Update: I made a script to convert the model to ONNX:
import torch.onnx
from torch import nn
from utils import *
from dataset import ImageFolder
from networks import *
class Model(object) :
def __init__(self):
super().__init__()
self.genA2B = ResnetGenerator(input_nc=3, output_nc=3,
ngf=64, n_blocks=4, img_size=256, light=True).to('cpu')
def forward(self, x):
out = self.genA2B(x)
out = nn.functional.interpolate(out, scale_factor=2,
mode='nearest', align_corners=False)
out = torch.nn.functional.softmax(out, dim=1)
return out
model = Model()
params = torch.load('/content/Cats2dogs_ONNX/results/cat2dog/model/cat2dog_params_0002000.pt') #guessing what step is equal too
model.genA2B.load_state_dict(params['genA2B'])
model.genA2B.eval()
random_input = torch.randn(3, 3, 256, 256, dtype=torch.float32)

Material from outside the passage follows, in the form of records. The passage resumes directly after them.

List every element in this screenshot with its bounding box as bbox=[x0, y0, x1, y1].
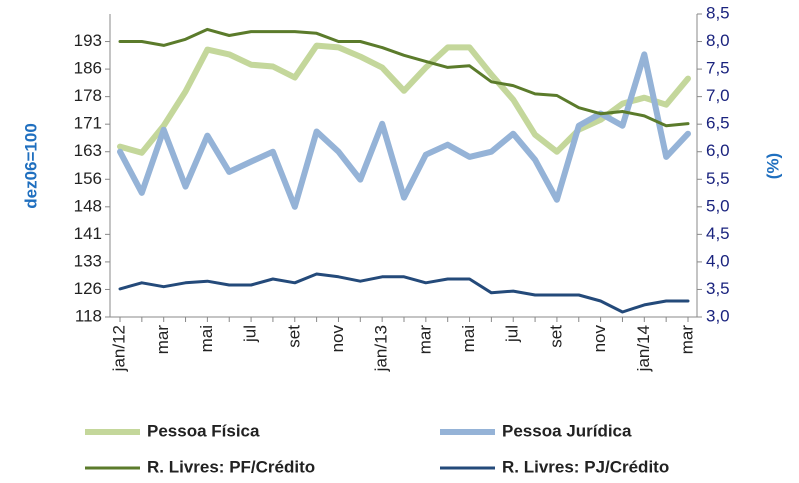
y-axis-label: dez06=100 bbox=[21, 123, 40, 209]
y-tick-label: 118 bbox=[75, 306, 102, 325]
y2-tick-label: 7,0 bbox=[706, 86, 730, 105]
x-tick-label: nov bbox=[328, 325, 347, 353]
y2-tick-label: 8,0 bbox=[706, 31, 730, 50]
y-tick-label: 171 bbox=[74, 114, 102, 133]
x-tick-label: mar bbox=[677, 325, 696, 355]
series-line bbox=[118, 27, 690, 128]
x-tick-label: nov bbox=[590, 325, 609, 353]
legend-label: R. Livres: PF/Crédito bbox=[147, 457, 315, 476]
y-tick-label: 141 bbox=[74, 224, 102, 243]
y-tick-label: 156 bbox=[74, 169, 102, 188]
y2-tick-label: 8,5 bbox=[706, 3, 730, 22]
x-tick-label: mai bbox=[459, 325, 478, 352]
x-tick-label: jan/14 bbox=[634, 325, 653, 372]
y2-tick-label: 4,0 bbox=[706, 251, 730, 270]
x-tick-label: mai bbox=[197, 325, 216, 352]
x-tick-label: mar bbox=[153, 325, 172, 355]
x-tick-label: jan/12 bbox=[109, 325, 128, 372]
legend-label: R. Livres: PJ/Crédito bbox=[502, 457, 669, 476]
y-tick-label: 178 bbox=[74, 86, 102, 105]
legend-label: Pessoa Jurídica bbox=[502, 421, 632, 440]
y2-tick-label: 3,5 bbox=[706, 279, 730, 298]
y2-tick-label: 3,0 bbox=[706, 306, 730, 325]
x-tick-label: jul bbox=[503, 325, 522, 343]
y2-tick-label: 5,5 bbox=[706, 169, 730, 188]
y-tick-label: 193 bbox=[74, 31, 102, 50]
series-line bbox=[118, 272, 690, 314]
y2-tick-label: 6,5 bbox=[706, 114, 730, 133]
y2-tick-label: 4,5 bbox=[706, 224, 730, 243]
x-tick-label: set bbox=[284, 325, 303, 348]
y-tick-label: 186 bbox=[74, 59, 102, 78]
legend-label: Pessoa Física bbox=[147, 421, 260, 440]
y2-tick-label: 7,5 bbox=[706, 59, 730, 78]
y-tick-label: 126 bbox=[74, 279, 102, 298]
series-line bbox=[117, 51, 691, 210]
x-tick-label: jul bbox=[241, 325, 260, 343]
y2-axis-label: (%) bbox=[763, 153, 782, 179]
y-tick-label: 148 bbox=[74, 196, 102, 215]
y2-tick-label: 6,0 bbox=[706, 141, 730, 160]
x-tick-label: mar bbox=[415, 325, 434, 355]
y-tick-label: 163 bbox=[74, 141, 102, 160]
y-tick-label: 133 bbox=[74, 251, 102, 270]
series-line bbox=[117, 42, 691, 156]
x-tick-label: jan/13 bbox=[372, 325, 391, 372]
y2-tick-label: 5,0 bbox=[706, 196, 730, 215]
x-tick-label: set bbox=[546, 325, 565, 348]
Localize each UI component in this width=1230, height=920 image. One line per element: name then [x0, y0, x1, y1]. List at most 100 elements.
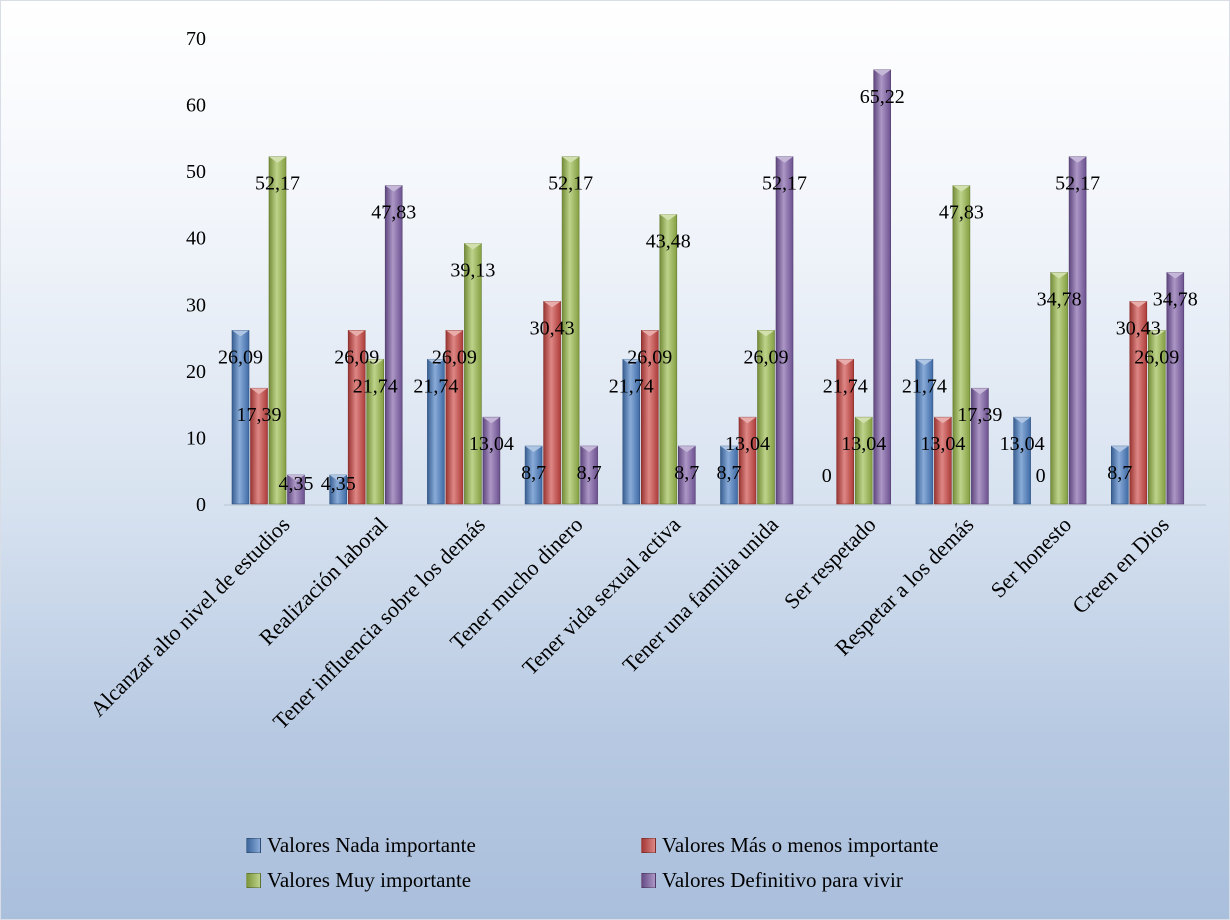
legend-swatch [246, 873, 261, 888]
bar-cap [269, 156, 286, 163]
bar-cap [739, 417, 756, 424]
y-axis: 0 10 20 30 40 50 60 70 [186, 28, 206, 516]
bar-cap [464, 243, 482, 250]
category-label: Creen en Dios [1067, 512, 1174, 619]
bar-cap [366, 359, 384, 366]
bar-cap [855, 417, 873, 424]
bar [659, 214, 678, 505]
bar-cap [232, 330, 249, 337]
bar-cap [562, 156, 580, 163]
data-label: 8,7 [717, 462, 742, 484]
data-label: 21,74 [902, 375, 947, 397]
data-label: 30,43 [1116, 317, 1161, 339]
legend-item: Valores Nada importante [246, 833, 476, 858]
legend-label: Valores Más o menos importante [662, 833, 939, 857]
data-label: 13,04 [841, 433, 886, 455]
bar [543, 301, 561, 505]
bar [366, 358, 385, 505]
bar [934, 416, 952, 505]
data-label: 4,35 [279, 473, 314, 495]
bar [1129, 301, 1148, 505]
bar-cap [1148, 330, 1166, 337]
y-tick-label: 70 [186, 28, 206, 50]
data-label: 8,7 [674, 462, 699, 484]
bar [347, 330, 366, 505]
bar [873, 69, 892, 505]
data-label: 26,09 [744, 346, 789, 368]
data-label: 0 [1036, 465, 1046, 487]
bar-cap [1069, 156, 1087, 163]
bar [268, 156, 287, 505]
legend-label: Valores Definitivo para vivir [662, 868, 903, 892]
bar [757, 330, 775, 505]
legend-swatch [641, 838, 656, 853]
bar [427, 358, 445, 505]
bar-cap [915, 359, 933, 366]
bar [445, 330, 464, 505]
y-tick-label: 40 [186, 228, 206, 250]
data-label: 39,13 [450, 260, 495, 282]
bar [1013, 416, 1031, 505]
data-label: 26,09 [432, 346, 477, 368]
bar-cap [659, 214, 677, 221]
data-label: 17,39 [957, 404, 1002, 426]
data-label: 52,17 [762, 173, 807, 195]
bar-cap [348, 330, 366, 337]
data-label: 21,74 [353, 375, 398, 397]
bar-cap [1013, 417, 1031, 424]
legend-swatch [641, 873, 656, 888]
data-label: 30,43 [530, 317, 575, 339]
bar [915, 358, 934, 505]
data-label: 65,22 [860, 86, 905, 108]
data-label: 13,04 [469, 433, 514, 455]
bar [952, 185, 971, 505]
bar [1068, 156, 1087, 505]
bar-cap [641, 330, 659, 337]
category-label: Tener vida sexual activa [517, 512, 685, 680]
bar-cap [250, 388, 268, 395]
bar-cap [329, 475, 347, 482]
bar [1148, 330, 1166, 505]
bar [287, 474, 305, 505]
bar [231, 330, 250, 505]
data-label: 52,17 [255, 173, 300, 195]
data-label: 34,78 [1037, 288, 1082, 310]
legend-label: Valores Muy importante [267, 868, 472, 892]
data-label: 26,09 [1134, 346, 1179, 368]
data-label: 26,09 [218, 346, 263, 368]
bar-chart: 0 10 20 30 40 50 60 70 Alcanzar alto nivel de e… [85, 28, 1206, 734]
data-label: 21,74 [413, 375, 458, 397]
data-label: 13,04 [1000, 433, 1045, 455]
bar [738, 416, 757, 505]
bar [1166, 272, 1185, 505]
bar [971, 387, 989, 505]
category-label: Alcanzar alto nivel de estudios [85, 512, 294, 721]
legend-item: Valores Más o menos importante [641, 833, 938, 858]
bar-cap [873, 69, 891, 76]
bar-cap [1129, 301, 1147, 308]
bar [677, 445, 696, 505]
data-label: 47,83 [371, 202, 416, 224]
bar [1111, 445, 1129, 505]
bar [1050, 272, 1068, 505]
bar [775, 156, 794, 505]
bar [464, 243, 482, 505]
bar-cap [1166, 272, 1184, 279]
bar-cap [385, 185, 403, 192]
bar [720, 445, 738, 505]
bar-cap [1111, 446, 1129, 453]
bar [482, 416, 501, 505]
legend-item: Valores Definitivo para vivir [641, 868, 903, 893]
bar-cap [427, 359, 445, 366]
bar-cap [580, 446, 598, 453]
bar-cap [952, 185, 970, 192]
y-tick-label: 50 [186, 161, 206, 183]
bar-cap [836, 359, 854, 366]
bar-cap [934, 417, 952, 424]
data-label: 52,17 [1055, 173, 1100, 195]
bar [384, 185, 403, 505]
legend-item: Valores Muy importante [246, 868, 471, 893]
bars [231, 69, 1185, 505]
x-axis: Alcanzar alto nivel de estudiosRealizaci… [85, 504, 1206, 734]
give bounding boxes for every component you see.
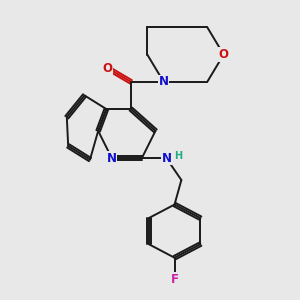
- Text: F: F: [170, 273, 178, 286]
- Text: N: N: [107, 152, 117, 165]
- Text: O: O: [219, 48, 229, 61]
- Text: H: H: [175, 151, 183, 161]
- Text: N: N: [159, 75, 169, 88]
- Text: O: O: [103, 62, 113, 75]
- Text: N: N: [162, 152, 172, 165]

# you can add however many inputs your model or task requires
input_names = ["real_A"]
output_names = ["fake_A2B"]
torch.onnx.export(model.genA2B, random_input, 'model.onnx', verbose=False,
input_names=input_names, output_names=output_names,
opset_version=11)
However, there are some issues. The torch.var() operators in the model are NOT supported by any ONNX version yet. Does anyone know a work around on how to get rid of the torch.var operators and replace them with something else and still have the model work?
Update I fixed it! just change all torch.var to torch.std (...) ** 2 and it should export an ONNX model!